In this article Joe Harmon, Chief Product Owner at Evotix, a leader in EHS software solutions, outlines the importance of keeping construction workers safe, and how failure to comply with regulations, such as The Health and Safety at Work etc Act 1974, can lead to severe consequences.
While all businesses have reasons to comply with EHS regulations, it’s especially important for construction businesses because it’s the largest industry in the entire world, generating 13% of the world’s GDP. Failure to do so could result in construction delays, financial loss, and most importantly, loss of life. And if EHS negligence is severe enough, it could also lead to loss of licensure.
Due to the nature of construction work, the safety stakes are significantly higher than in most other sectors. Hazards related to working at height, unguarded machinery, proximity to heavy construction equipment or power lines, and occupational disease related to silica dust and asbestos are just some examples of risk.
Ensuring safe building practices remains one of the industry’s top priorities, yet businesses still face problems with employee engagement and compliance.
The latest Health and Safety Executive (HSE) stats for the construction industry reveal the shocking human cost of negligence. In the UK, there were 30 fatal injuries to construction workers in 2021/22 as a result of negligence. There were also 123 deaths from injuries in workplace incidents, making the construction industry the deadliest.
The hardest part of these statistics are what comes with them. Behind every statistic is a name and a family, which means more than 150 families and friends were affected by such tragedies. This is NOT ok. These failings also lead to consequences for businesses in the UK, and those that run them. Even one death at work is one too many. Every employee should expect they can carry out their work in a safe and healthy working environment and return home just as safely.
Businesses that do not take this seriously and fail to comply can result in some serious business consequences. Here are some of the main consequences of EHS non-compliance.
A criminal offence
EHS is a legal requirement for construction businesses. Did you know that breaching health and safety regulations is a criminal offence? Businesses have a duty to ensure the working environment is safe for employees. If a business is found to have breached regulations, then it will face consequences which can include fines and even prison sentences.
Hefty fines and financial burden
Failure to comply with EHS regulations such as recording, tracking and reporting guidelines will result in major fines and penalties for construction companies.
According to the UK’s HSE, British businesses are fined an average of £147,000 per convicted case. Additionally, the injured employee can also claim against the business that is responsible. Issues that endanger human lives can produce unlimited fines and even imprisonment.
The most serious violations will result in civil or criminal legal proceedings against the construction company, leading to serious financial strain on top of the fines.
Loss of worker confidence
Notable safety violations and public fines won’t help current employees feel confident in the company, and it can make it harder to attract and retain highly qualified employees. If companies don’t show that they value them enough to provide even the most basic of requirements, which is a safe working environment, the result will be unengaged, unmotivated employees looking to exit the business.

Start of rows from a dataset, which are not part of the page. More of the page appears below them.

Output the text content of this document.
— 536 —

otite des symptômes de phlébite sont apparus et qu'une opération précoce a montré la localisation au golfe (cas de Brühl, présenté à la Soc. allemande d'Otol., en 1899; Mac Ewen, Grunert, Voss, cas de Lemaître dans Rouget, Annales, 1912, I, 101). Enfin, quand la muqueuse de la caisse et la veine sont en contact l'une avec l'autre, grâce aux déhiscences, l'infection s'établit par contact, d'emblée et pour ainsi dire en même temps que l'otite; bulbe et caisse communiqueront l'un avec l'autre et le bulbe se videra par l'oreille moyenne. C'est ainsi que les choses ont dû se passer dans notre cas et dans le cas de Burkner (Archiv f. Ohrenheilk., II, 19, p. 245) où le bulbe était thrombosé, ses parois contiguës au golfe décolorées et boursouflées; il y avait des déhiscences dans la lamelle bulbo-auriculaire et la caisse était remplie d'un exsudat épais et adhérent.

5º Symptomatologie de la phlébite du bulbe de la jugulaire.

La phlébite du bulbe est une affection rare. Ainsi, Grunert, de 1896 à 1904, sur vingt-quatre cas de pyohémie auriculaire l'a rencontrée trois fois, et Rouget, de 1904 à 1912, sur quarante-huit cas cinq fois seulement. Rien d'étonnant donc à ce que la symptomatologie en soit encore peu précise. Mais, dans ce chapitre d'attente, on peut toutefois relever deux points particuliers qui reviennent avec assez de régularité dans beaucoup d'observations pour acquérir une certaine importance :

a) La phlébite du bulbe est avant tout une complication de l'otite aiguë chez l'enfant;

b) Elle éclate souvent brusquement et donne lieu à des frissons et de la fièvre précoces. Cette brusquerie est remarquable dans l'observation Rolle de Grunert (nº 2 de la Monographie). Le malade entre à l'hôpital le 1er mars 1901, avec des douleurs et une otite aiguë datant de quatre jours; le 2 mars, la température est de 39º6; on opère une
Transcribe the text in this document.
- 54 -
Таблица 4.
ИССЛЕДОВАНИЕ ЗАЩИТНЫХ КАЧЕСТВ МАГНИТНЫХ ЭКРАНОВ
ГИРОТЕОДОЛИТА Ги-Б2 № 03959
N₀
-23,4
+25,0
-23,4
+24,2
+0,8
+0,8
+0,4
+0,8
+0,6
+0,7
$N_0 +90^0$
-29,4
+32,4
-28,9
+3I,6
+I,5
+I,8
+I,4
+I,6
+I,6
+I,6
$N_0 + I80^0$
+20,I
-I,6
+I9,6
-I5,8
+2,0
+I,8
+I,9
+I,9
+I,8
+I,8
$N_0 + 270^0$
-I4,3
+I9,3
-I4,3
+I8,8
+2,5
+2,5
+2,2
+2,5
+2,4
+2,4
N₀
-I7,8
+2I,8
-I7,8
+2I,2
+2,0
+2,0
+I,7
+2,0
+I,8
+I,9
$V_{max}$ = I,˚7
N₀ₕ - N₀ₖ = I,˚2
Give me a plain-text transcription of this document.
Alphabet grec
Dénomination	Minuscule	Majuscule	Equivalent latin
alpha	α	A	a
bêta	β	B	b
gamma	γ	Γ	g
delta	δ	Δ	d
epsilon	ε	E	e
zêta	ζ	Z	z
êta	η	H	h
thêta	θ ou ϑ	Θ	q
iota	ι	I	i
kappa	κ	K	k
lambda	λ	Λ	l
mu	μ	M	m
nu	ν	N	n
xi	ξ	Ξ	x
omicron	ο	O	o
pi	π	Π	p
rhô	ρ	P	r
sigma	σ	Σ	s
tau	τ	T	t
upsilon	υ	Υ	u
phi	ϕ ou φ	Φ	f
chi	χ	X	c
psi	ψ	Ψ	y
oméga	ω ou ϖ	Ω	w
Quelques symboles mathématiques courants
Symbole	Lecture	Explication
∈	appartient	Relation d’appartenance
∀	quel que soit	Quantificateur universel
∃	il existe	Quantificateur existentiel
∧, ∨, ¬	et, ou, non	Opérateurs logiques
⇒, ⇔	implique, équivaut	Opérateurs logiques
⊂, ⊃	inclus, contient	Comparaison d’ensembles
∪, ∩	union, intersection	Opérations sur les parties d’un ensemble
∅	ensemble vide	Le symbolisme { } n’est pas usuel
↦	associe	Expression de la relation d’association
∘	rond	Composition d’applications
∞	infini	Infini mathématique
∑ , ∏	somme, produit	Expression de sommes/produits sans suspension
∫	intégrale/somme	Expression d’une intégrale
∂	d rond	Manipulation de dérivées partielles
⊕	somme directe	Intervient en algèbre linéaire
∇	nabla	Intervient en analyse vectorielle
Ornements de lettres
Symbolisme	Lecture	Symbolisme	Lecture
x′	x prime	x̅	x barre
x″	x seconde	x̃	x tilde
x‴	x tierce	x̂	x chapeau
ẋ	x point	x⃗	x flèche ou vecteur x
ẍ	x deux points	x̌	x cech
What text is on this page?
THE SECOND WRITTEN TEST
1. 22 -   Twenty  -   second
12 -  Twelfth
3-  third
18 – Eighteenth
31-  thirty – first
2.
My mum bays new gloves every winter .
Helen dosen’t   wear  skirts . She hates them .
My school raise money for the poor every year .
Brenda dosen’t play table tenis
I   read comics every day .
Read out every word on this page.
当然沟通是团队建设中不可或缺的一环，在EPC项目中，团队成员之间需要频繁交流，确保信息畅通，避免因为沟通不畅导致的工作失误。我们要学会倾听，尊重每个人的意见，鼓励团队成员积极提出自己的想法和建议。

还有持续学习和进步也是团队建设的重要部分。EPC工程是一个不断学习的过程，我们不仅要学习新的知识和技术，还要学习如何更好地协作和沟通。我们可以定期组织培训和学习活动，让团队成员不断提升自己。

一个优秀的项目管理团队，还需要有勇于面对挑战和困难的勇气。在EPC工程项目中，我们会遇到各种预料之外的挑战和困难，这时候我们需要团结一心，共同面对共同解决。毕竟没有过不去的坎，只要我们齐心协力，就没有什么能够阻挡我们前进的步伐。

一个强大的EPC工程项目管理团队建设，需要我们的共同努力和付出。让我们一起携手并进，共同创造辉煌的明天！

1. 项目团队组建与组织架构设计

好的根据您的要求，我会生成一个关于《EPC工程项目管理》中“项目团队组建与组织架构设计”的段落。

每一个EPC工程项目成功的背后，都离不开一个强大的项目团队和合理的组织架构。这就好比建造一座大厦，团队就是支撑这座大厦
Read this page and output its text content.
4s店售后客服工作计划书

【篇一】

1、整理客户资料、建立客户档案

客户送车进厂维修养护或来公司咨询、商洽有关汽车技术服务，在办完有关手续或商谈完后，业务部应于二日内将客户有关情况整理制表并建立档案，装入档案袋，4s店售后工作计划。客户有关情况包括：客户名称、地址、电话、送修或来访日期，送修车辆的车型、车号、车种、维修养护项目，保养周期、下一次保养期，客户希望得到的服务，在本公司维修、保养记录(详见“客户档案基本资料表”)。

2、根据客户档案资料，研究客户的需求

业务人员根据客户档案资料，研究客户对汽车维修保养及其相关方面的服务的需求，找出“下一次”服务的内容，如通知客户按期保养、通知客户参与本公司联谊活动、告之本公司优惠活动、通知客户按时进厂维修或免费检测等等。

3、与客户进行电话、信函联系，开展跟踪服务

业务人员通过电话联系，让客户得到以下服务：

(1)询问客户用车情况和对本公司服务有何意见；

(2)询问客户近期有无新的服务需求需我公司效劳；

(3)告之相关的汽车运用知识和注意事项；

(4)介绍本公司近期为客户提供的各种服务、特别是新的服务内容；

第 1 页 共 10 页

Non-compliance with health and safety regulations can also hurt a business’s reputation. If violations are revealed and in the public domain, then these reported quality issues can impact the success of securing new projects. It is not good business to partner with a company that has inefficient operations which leads to major violations and safety issues. A poor health and safety culture will cost a business its reputation.
If a company is found to be negligent, then disqualification from the industry is a possibility. As it’s the employer’s legal responsibility to protect their employees, any disqualification or prosecution targets those at the top. Prosecutions brought forward by the HSE in the UK have a 93% conviction success rate.
Inadequate health and safety procedures can result in serious injuries or fatalities. The death of a worker is the most severe consequence. In the construction industry, the biggest priority is to prevent serious accidents and injuries as the industry continues to have one of the highest rates of work-related deaths. With 30 deaths in the UK construction industry in 2021/22, publishing figures such as these raise awareness and should drive improvement in occupational safety and health.
Compliance shouldn’t be seen as a challenge, but as an opportunity. Leveraging the right construction management software is the key to realising the potential of EHS compliance to generate real cost savings. The most effective way for construction businesses to track EHS compliance is to use construction EHS software solutions. At the end of the day, all employees should return home from work safely.